彼氏と思っていいですか?
5.熱
そのあと、遅刻しながらも音楽の授業に出た。
平常心平常心、と言い聞かせながら譜面を追うものの、目は音符の上を滑るわ歌詞は入ってこないわで、完全に腑抜け状態。
部活でもサッカー部の練習風景が見える窓際には近寄らないようにした。


気が緩むとさっきの場面が思い起こされる。
抱き寄せられたあのときのこと。

朝陽くん、細いと思っていたけど意外に筋肉があった。
腕も胸もがっちりしてて、私の知っている朝陽くんの匂いをすごく近くに感じた。

やっぱり男の子なんだなあ。

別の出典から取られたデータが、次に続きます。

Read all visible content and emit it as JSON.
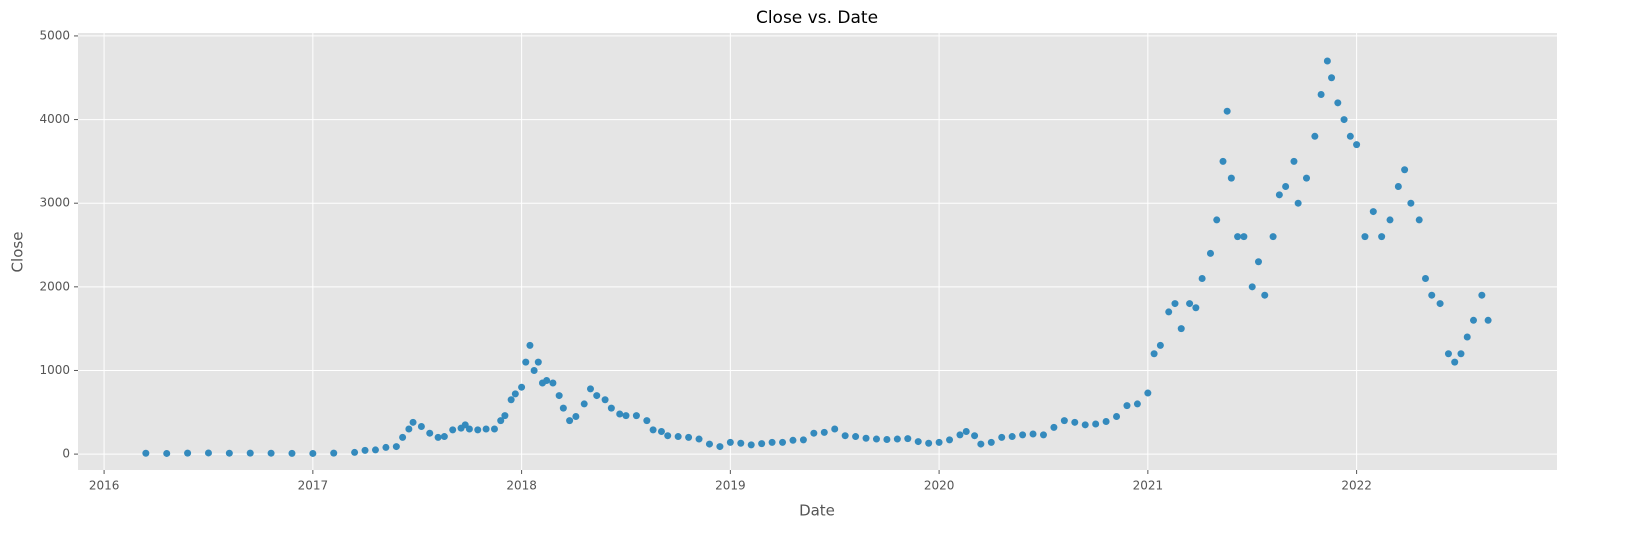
{
  "chart_data": {
    "type": "scatter",
    "title": "Close vs. Date",
    "x_label": "Date",
    "y_label": "Close",
    "color": "#348abd",
    "grid": true,
    "xlim": [
      2015.875,
      2022.96
    ],
    "xticks": [
      2016,
      2017,
      2018,
      2019,
      2020,
      2021,
      2022
    ],
    "ylim": [
      -190,
      5035
    ],
    "yticks": [
      0,
      1000,
      2000,
      3000,
      4000,
      5000
    ],
    "x": [
      2016.2,
      2016.3,
      2016.4,
      2016.5,
      2016.6,
      2016.7,
      2016.8,
      2016.9,
      2017.0,
      2017.1,
      2017.2,
      2017.25,
      2017.3,
      2017.35,
      2017.4,
      2017.43,
      2017.46,
      2017.48,
      2017.52,
      2017.56,
      2017.6,
      2017.63,
      2017.67,
      2017.71,
      2017.73,
      2017.75,
      2017.79,
      2017.83,
      2017.87,
      2017.9,
      2017.92,
      2017.95,
      2017.97,
      2018.0,
      2018.02,
      2018.04,
      2018.06,
      2018.08,
      2018.1,
      2018.12,
      2018.15,
      2018.18,
      2018.2,
      2018.23,
      2018.26,
      2018.3,
      2018.33,
      2018.36,
      2018.4,
      2018.43,
      2018.47,
      2018.5,
      2018.55,
      2018.6,
      2018.63,
      2018.67,
      2018.7,
      2018.75,
      2018.8,
      2018.85,
      2018.9,
      2018.95,
      2019.0,
      2019.05,
      2019.1,
      2019.15,
      2019.2,
      2019.25,
      2019.3,
      2019.35,
      2019.4,
      2019.45,
      2019.5,
      2019.55,
      2019.6,
      2019.65,
      2019.7,
      2019.75,
      2019.8,
      2019.85,
      2019.9,
      2019.95,
      2020.0,
      2020.05,
      2020.1,
      2020.13,
      2020.17,
      2020.2,
      2020.25,
      2020.3,
      2020.35,
      2020.4,
      2020.45,
      2020.5,
      2020.55,
      2020.6,
      2020.65,
      2020.7,
      2020.75,
      2020.8,
      2020.85,
      2020.9,
      2020.95,
      2021.0,
      2021.03,
      2021.06,
      2021.1,
      2021.13,
      2021.16,
      2021.2,
      2021.23,
      2021.26,
      2021.3,
      2021.33,
      2021.36,
      2021.38,
      2021.4,
      2021.43,
      2021.46,
      2021.5,
      2021.53,
      2021.56,
      2021.6,
      2021.63,
      2021.66,
      2021.7,
      2021.72,
      2021.76,
      2021.8,
      2021.83,
      2021.86,
      2021.88,
      2021.91,
      2021.94,
      2021.97,
      2022.0,
      2022.04,
      2022.08,
      2022.12,
      2022.16,
      2022.2,
      2022.23,
      2022.26,
      2022.3,
      2022.33,
      2022.36,
      2022.4,
      2022.44,
      2022.47,
      2022.5,
      2022.53,
      2022.56,
      2022.6,
      2022.63
    ],
    "values": [
      10,
      8,
      12,
      14,
      11,
      12,
      11,
      9,
      8,
      12,
      20,
      45,
      50,
      80,
      90,
      200,
      300,
      380,
      330,
      250,
      200,
      210,
      290,
      310,
      350,
      300,
      290,
      300,
      300,
      400,
      460,
      650,
      720,
      800,
      1100,
      1300,
      1000,
      1100,
      850,
      880,
      850,
      700,
      550,
      400,
      450,
      600,
      780,
      700,
      650,
      550,
      480,
      460,
      460,
      400,
      290,
      270,
      220,
      210,
      200,
      180,
      120,
      90,
      140,
      130,
      110,
      125,
      140,
      140,
      165,
      170,
      250,
      260,
      300,
      220,
      210,
      190,
      180,
      175,
      180,
      185,
      150,
      130,
      140,
      170,
      230,
      270,
      220,
      120,
      140,
      200,
      210,
      230,
      240,
      230,
      320,
      400,
      380,
      350,
      360,
      390,
      450,
      580,
      600,
      730,
      1200,
      1300,
      1700,
      1800,
      1500,
      1800,
      1750,
      2100,
      2400,
      2800,
      3500,
      4100,
      3300,
      2600,
      2600,
      2000,
      2300,
      1900,
      2600,
      3100,
      3200,
      3500,
      3000,
      3300,
      3800,
      4300,
      4700,
      4500,
      4200,
      4000,
      3800,
      3700,
      2600,
      2900,
      2600,
      2800,
      3200,
      3400,
      3000,
      2800,
      2100,
      1900,
      1800,
      1200,
      1100,
      1200,
      1400,
      1600,
      1900,
      1600
    ]
  }
}
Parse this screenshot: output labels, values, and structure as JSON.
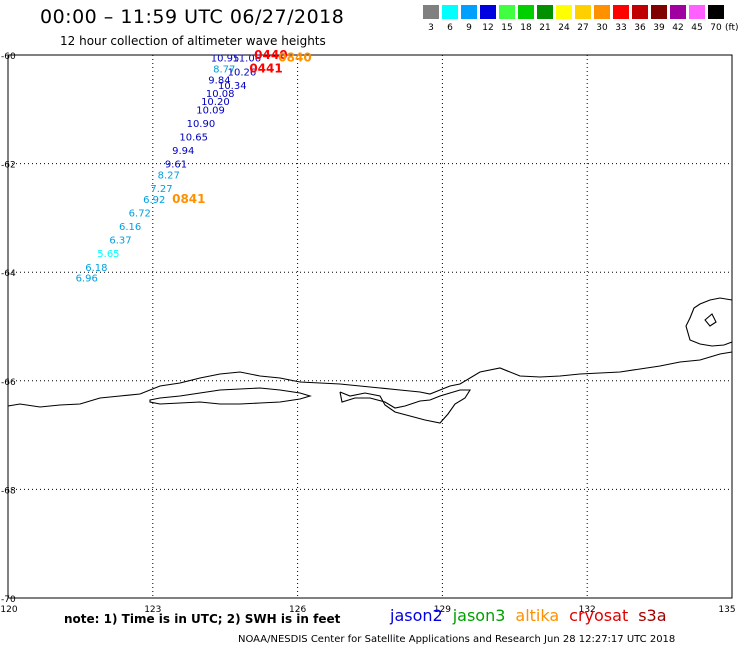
{
  "title": "00:00 – 11:59 UTC 06/27/2018",
  "subtitle": "12 hour collection of altimeter wave heights",
  "color_scale": {
    "unit": "(ft)",
    "swatches": [
      {
        "label": "3",
        "color": "#808080"
      },
      {
        "label": "6",
        "color": "#00ffff"
      },
      {
        "label": "9",
        "color": "#00a0ff"
      },
      {
        "label": "12",
        "color": "#0000e0"
      },
      {
        "label": "15",
        "color": "#40ff40"
      },
      {
        "label": "18",
        "color": "#00d000"
      },
      {
        "label": "21",
        "color": "#009000"
      },
      {
        "label": "24",
        "color": "#ffff00"
      },
      {
        "label": "27",
        "color": "#ffd000"
      },
      {
        "label": "30",
        "color": "#ff9000"
      },
      {
        "label": "33",
        "color": "#ff0000"
      },
      {
        "label": "36",
        "color": "#c00000"
      },
      {
        "label": "39",
        "color": "#800000"
      },
      {
        "label": "42",
        "color": "#a000a0"
      },
      {
        "label": "45",
        "color": "#ff60ff"
      },
      {
        "label": "70",
        "color": "#000000"
      }
    ]
  },
  "map": {
    "lon_range": [
      120,
      135
    ],
    "lat_range": [
      -70,
      -60
    ],
    "lon_labels": [
      "120",
      "123",
      "126",
      "129",
      "132",
      "135"
    ],
    "lat_labels": [
      "-60",
      "-62",
      "-64",
      "-66",
      "-68",
      "-70"
    ],
    "grid_lons": [
      123,
      126,
      129,
      132
    ],
    "grid_lats": [
      -62,
      -64,
      -66,
      -68
    ],
    "wave_heights": [
      {
        "text": "10.95",
        "lon": 124.2,
        "lat": -60.05,
        "color": "#0000c0"
      },
      {
        "text": "11.06",
        "lon": 124.65,
        "lat": -60.05,
        "color": "#0000c0"
      },
      {
        "text": "0440",
        "lon": 125.1,
        "lat": -60.0,
        "color": "#ff0000",
        "time": true
      },
      {
        "text": "0840",
        "lon": 125.6,
        "lat": -60.05,
        "color": "#ff9000",
        "time": true
      },
      {
        "text": "8.77",
        "lon": 124.25,
        "lat": -60.25,
        "color": "#00a0e0"
      },
      {
        "text": "10.26",
        "lon": 124.55,
        "lat": -60.3,
        "color": "#0000c0"
      },
      {
        "text": "0441",
        "lon": 125.0,
        "lat": -60.25,
        "color": "#ff0000",
        "time": true
      },
      {
        "text": "9.84",
        "lon": 124.15,
        "lat": -60.45,
        "color": "#0000c0"
      },
      {
        "text": "10.34",
        "lon": 124.35,
        "lat": -60.55,
        "color": "#0000c0"
      },
      {
        "text": "10.08",
        "lon": 124.1,
        "lat": -60.7,
        "color": "#0000c0"
      },
      {
        "text": "10.20",
        "lon": 124.0,
        "lat": -60.85,
        "color": "#0000c0"
      },
      {
        "text": "10.09",
        "lon": 123.9,
        "lat": -61.0,
        "color": "#0000c0"
      },
      {
        "text": "10.90",
        "lon": 123.7,
        "lat": -61.25,
        "color": "#0000c0"
      },
      {
        "text": "10.65",
        "lon": 123.55,
        "lat": -61.5,
        "color": "#0000c0"
      },
      {
        "text": "9.94",
        "lon": 123.4,
        "lat": -61.75,
        "color": "#0000c0"
      },
      {
        "text": "9.61",
        "lon": 123.25,
        "lat": -62.0,
        "color": "#0000c0"
      },
      {
        "text": "8.27",
        "lon": 123.1,
        "lat": -62.2,
        "color": "#00a0e0"
      },
      {
        "text": "7.27",
        "lon": 122.95,
        "lat": -62.45,
        "color": "#00a0e0"
      },
      {
        "text": "6.92",
        "lon": 122.8,
        "lat": -62.65,
        "color": "#00a0e0"
      },
      {
        "text": "0841",
        "lon": 123.4,
        "lat": -62.65,
        "color": "#ff9000",
        "time": true
      },
      {
        "text": "6.72",
        "lon": 122.5,
        "lat": -62.9,
        "color": "#00a0e0"
      },
      {
        "text": "6.16",
        "lon": 122.3,
        "lat": -63.15,
        "color": "#00a0e0"
      },
      {
        "text": "6.37",
        "lon": 122.1,
        "lat": -63.4,
        "color": "#00a0e0"
      },
      {
        "text": "5.65",
        "lon": 121.85,
        "lat": -63.65,
        "color": "#00ffff"
      },
      {
        "text": "6.18",
        "lon": 121.6,
        "lat": -63.9,
        "color": "#00a0e0"
      },
      {
        "text": "6.96",
        "lon": 121.4,
        "lat": -64.1,
        "color": "#00a0e0"
      }
    ]
  },
  "note": "note: 1) Time is in UTC; 2) SWH is in feet",
  "satellites": [
    {
      "name": "jason2",
      "color": "#0000e0"
    },
    {
      "name": "jason3",
      "color": "#00a000"
    },
    {
      "name": "altika",
      "color": "#ff9000"
    },
    {
      "name": "cryosat",
      "color": "#e00000"
    },
    {
      "name": "s3a",
      "color": "#a00000"
    }
  ],
  "credit": "NOAA/NESDIS Center for Satellite Applications and Research    Jun 28 12:27:17 UTC 2018"
}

私とは全然違う。
あれは一瞬だったけど、ちゃんと抱きしめられたら、私なんてすっぽり包まれてしまいそうで……。

−−って、わあああ!!
なに考えてるの!?


「−−なにやってるの」

「え」

「頭でも冷やしてるの?」

向けられた声にはっとする。
三角巾にエプロン姿の調理部の先輩がすぐ脇に立っていた。
私はというと、知らず知らずのうちに食器棚のガラス戸に額を押しつけているところだった。
言わずと知れた、放課後の部活中だ。

「あっ、頭、うんそうです。頭のあたりを少々」

「あはは、変なのー」

気に留めるでもなく、先輩は調理準備室のほうに行ってしまった。

−−よかった。
というか、私、今のこれ、またやりそうだ。